SOMA AMI™ ensures every decision is perfectly repeatable by treating each evaluation as a pure function with clearly defined inputs and deterministic tie-breaking rules.
How does recent_event(...) work?
The recent_event(...) function evaluates whether specific events occurred within defined time windows, enabling temporal logic in trigger conditions.
What is the Trigger DSL?
A compact, boolean expression language that evaluates state conditions, tags, and recent events to determine when actions should be triggered.
The DSL supports logical operators (AND, OR, NOT) and functions for state evaluation, tag matching, and temporal event queries within specified time windows.
What are shadow and dry‑run modes?
Shadow and dry-run modes enable safe testing and validation of EMU configurations without affecting production systems or recording permanent state changes.
What is in the decision trace?
A comprehensive record including the registry/policy versions, evaluation context, inputs summary, every candidate with pass/fail reasons, suppression codes, scores, and the final selected results.
What are the EMU lifecycle states?
EMUs progress through a managed lifecycle that enables safe, staged rollout from development through production. Transitions are enforced by the lifecycle API; soft deletes only (you can read history).
How do registry/policy version pins work?
You can pin specific registry and policy versions at request time to ensure reproducible behavior across deployments. If pinned versions don't match the server's active versions, the request is rejected.
Which regions are supported?
us-east-1, eu-west-1, ap-southeast-1. Choose per operator in config.
What data does SOMA store and for how long?
SOMA stores events, decision traces, and operational metadata with configurable retention policies to ensure compliance while maintaining system performance and auditability.

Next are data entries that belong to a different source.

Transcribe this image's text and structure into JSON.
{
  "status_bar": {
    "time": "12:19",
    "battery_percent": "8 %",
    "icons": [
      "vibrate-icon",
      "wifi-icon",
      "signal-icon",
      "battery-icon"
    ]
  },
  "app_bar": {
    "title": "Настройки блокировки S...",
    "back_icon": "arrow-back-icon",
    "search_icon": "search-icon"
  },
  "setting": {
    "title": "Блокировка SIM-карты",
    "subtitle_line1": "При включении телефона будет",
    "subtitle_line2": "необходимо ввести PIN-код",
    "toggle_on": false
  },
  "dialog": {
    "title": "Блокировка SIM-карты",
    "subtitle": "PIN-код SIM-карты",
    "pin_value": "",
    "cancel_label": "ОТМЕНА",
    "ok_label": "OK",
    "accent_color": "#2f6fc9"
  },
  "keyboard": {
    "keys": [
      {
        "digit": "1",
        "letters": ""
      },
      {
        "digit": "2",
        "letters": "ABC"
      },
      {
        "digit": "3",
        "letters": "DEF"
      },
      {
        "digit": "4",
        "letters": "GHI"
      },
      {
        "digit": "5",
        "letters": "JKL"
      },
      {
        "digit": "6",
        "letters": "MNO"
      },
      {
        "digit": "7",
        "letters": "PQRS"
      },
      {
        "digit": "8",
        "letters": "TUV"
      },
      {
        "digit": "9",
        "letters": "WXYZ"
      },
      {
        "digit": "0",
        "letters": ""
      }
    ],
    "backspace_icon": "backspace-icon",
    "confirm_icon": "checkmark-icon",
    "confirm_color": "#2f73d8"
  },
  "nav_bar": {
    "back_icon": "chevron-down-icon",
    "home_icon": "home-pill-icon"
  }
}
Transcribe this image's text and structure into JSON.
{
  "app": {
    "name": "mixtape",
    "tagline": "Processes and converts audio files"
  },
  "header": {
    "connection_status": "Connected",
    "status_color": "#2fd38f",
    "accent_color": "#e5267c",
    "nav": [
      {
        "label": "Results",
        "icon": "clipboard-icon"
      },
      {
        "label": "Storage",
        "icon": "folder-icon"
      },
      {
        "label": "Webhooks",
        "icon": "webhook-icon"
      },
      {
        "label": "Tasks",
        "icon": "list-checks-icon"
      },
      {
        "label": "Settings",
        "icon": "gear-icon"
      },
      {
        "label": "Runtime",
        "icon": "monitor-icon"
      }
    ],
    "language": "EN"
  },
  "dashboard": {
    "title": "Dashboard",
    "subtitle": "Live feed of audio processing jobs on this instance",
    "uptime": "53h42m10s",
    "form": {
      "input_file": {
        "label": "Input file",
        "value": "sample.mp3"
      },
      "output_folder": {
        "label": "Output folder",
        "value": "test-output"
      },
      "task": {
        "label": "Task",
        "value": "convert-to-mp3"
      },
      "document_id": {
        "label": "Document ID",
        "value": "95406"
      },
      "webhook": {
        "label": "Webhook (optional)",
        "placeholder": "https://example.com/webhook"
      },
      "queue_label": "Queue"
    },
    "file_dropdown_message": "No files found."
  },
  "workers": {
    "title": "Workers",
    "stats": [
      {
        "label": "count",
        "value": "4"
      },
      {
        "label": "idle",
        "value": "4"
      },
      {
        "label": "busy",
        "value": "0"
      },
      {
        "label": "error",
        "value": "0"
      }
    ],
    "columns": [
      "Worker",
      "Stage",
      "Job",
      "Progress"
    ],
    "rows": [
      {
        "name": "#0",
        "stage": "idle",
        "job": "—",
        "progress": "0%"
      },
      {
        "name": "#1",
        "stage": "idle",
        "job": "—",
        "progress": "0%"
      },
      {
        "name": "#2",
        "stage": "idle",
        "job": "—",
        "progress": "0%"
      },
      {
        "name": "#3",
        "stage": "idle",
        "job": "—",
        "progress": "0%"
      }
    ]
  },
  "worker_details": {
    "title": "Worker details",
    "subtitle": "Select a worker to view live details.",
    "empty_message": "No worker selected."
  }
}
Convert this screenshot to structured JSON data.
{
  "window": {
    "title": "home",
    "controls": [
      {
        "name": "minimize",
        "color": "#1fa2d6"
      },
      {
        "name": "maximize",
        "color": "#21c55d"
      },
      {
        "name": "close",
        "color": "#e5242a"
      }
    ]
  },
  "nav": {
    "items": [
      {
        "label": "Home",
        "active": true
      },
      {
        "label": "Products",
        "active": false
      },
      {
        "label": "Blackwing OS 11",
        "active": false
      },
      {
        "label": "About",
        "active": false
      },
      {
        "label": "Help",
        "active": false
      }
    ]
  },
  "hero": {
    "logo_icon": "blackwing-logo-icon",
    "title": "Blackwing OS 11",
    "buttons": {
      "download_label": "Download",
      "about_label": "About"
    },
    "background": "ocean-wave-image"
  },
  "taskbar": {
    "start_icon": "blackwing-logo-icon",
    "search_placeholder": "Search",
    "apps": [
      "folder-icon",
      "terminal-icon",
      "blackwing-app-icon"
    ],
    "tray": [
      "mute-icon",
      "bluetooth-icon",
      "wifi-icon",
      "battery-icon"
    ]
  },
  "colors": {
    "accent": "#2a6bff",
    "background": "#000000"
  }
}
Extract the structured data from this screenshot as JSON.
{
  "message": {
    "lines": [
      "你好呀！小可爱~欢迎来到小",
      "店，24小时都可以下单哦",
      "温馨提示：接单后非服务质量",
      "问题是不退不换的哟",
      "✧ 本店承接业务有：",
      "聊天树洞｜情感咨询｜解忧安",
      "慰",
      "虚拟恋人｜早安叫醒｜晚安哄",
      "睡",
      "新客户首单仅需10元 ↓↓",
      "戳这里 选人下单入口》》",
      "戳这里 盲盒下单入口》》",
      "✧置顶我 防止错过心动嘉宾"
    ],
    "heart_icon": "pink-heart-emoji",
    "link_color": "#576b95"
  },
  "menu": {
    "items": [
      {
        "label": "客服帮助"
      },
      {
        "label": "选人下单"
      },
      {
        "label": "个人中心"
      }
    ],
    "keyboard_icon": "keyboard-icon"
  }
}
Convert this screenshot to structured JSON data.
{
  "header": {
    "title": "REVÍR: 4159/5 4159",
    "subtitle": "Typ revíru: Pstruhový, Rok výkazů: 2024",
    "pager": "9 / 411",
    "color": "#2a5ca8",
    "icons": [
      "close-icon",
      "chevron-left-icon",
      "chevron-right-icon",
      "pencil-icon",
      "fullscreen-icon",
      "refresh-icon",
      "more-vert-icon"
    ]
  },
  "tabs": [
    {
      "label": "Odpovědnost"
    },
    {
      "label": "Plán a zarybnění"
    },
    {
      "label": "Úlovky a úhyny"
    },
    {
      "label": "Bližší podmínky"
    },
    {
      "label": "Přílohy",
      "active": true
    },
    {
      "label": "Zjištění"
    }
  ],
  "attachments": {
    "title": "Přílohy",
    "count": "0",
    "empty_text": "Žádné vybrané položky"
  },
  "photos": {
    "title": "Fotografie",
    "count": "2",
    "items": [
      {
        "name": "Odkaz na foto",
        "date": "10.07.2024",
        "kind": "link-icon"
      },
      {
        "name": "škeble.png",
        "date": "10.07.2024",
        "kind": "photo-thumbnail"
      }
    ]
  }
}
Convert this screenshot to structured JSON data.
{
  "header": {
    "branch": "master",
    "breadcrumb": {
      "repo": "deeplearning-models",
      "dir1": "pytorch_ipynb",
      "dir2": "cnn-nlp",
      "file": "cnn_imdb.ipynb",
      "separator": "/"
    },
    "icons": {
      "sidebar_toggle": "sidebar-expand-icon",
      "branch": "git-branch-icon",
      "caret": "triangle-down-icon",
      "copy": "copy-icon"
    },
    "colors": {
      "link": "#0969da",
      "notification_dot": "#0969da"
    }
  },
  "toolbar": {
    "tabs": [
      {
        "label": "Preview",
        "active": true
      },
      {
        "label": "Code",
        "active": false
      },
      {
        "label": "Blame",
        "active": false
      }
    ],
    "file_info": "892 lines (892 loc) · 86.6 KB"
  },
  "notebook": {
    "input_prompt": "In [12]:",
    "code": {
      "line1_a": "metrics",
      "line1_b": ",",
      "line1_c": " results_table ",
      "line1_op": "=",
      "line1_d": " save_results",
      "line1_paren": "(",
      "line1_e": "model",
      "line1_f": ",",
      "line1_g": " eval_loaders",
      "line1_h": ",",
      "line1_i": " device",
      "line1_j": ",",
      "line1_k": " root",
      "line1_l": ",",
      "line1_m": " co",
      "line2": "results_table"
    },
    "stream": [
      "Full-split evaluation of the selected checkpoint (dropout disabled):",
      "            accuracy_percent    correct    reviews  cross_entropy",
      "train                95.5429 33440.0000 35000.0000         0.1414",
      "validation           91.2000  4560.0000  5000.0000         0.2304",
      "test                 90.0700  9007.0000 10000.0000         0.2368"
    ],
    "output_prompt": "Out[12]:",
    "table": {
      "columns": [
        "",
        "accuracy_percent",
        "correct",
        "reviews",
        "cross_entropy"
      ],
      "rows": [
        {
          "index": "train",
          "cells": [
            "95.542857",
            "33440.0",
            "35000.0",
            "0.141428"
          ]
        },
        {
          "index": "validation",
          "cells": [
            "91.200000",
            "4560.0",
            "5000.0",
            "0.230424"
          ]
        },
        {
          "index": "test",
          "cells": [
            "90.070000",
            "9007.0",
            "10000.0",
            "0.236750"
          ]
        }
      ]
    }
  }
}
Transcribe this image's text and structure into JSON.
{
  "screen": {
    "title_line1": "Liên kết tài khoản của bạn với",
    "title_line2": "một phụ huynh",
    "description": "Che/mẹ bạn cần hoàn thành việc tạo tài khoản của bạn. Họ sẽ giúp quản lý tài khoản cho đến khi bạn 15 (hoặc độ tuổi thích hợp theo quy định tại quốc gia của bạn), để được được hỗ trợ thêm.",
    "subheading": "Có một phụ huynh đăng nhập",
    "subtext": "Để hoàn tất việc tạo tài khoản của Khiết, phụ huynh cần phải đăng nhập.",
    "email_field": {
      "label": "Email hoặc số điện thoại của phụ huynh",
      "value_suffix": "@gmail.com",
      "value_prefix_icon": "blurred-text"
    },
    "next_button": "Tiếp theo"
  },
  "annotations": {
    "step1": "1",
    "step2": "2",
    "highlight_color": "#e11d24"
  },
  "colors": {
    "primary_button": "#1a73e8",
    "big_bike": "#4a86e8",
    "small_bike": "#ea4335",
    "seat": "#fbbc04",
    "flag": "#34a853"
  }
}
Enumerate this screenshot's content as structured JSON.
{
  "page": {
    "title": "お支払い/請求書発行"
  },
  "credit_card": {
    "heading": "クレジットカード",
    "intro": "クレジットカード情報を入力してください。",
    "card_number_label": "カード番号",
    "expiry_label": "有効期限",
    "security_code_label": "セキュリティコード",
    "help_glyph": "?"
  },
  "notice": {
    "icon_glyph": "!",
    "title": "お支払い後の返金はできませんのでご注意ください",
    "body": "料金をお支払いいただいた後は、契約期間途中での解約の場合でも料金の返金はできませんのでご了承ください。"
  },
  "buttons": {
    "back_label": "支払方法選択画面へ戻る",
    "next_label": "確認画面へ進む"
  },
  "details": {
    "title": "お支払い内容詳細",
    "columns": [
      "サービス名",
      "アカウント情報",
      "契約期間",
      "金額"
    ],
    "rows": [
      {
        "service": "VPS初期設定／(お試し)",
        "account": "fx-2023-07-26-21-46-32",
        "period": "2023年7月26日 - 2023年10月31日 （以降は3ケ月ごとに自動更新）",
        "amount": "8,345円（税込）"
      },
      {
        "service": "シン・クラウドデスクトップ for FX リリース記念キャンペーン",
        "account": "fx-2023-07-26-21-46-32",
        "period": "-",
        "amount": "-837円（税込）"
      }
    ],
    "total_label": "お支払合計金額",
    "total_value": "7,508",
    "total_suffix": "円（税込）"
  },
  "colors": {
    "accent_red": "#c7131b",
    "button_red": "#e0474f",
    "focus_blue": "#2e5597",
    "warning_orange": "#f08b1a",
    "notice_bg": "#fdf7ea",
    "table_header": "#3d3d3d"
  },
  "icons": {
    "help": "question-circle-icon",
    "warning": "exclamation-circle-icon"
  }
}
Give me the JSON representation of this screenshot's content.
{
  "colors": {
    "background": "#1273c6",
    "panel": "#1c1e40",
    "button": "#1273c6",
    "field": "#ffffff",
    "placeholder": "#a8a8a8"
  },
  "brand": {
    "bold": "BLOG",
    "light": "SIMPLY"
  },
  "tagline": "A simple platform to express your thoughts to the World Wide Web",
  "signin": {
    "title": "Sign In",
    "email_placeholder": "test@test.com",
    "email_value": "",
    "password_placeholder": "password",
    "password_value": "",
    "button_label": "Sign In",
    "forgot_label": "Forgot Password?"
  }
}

Does SOMA AMI™ execute actions?
SOMA AMI™ returns a payload (e.g., tool_call) for selected EMUs; your host system typically executes the action and records telemetry back (events, state tags, etc.).
How do I register an EMU?
EMUs are registered through our REST API by submitting a trigger condition, policy configuration, and optional action payload.
How do I call /ami/invoke?
SOMA AMI™ accepts input facts (Atoms), context metadata, and configuration options to evaluate registered EMUs and return deterministic action recommendations.
What are the rate limits?
SOMA AMI™ implements rate limiting to ensure system stability and fair usage across all operators. Limits vary by subscription tier and usage patterns.
How does SOMA AMI™ handle ML‑derived facts?
Atoms can be tagged with their source, including ML-derived inputs. Operator policies can control how automatic EMUs behave when they depend on ML-sourced facts, enabling fine-grained control over automation confidence levels.
Does SOMA support no‑PII configurations?
Yes. Register ID‑only EMUs (no action); /ami/invoke returns the EMU id/intent/policy without payload. You can map EMU ids to actions inside your secure environment.
Glossary
- Atom / ATOM — typed fact; abbreviation of "Adoption Translation and Observation Model."
- EMU — Executable Memory Unit; a registered decision unit combining trigger, policy, and optional action.
- Trace — full, deterministic rationale for each decision.
- Decision Plane — the architectural layer that separates decision logic from application code.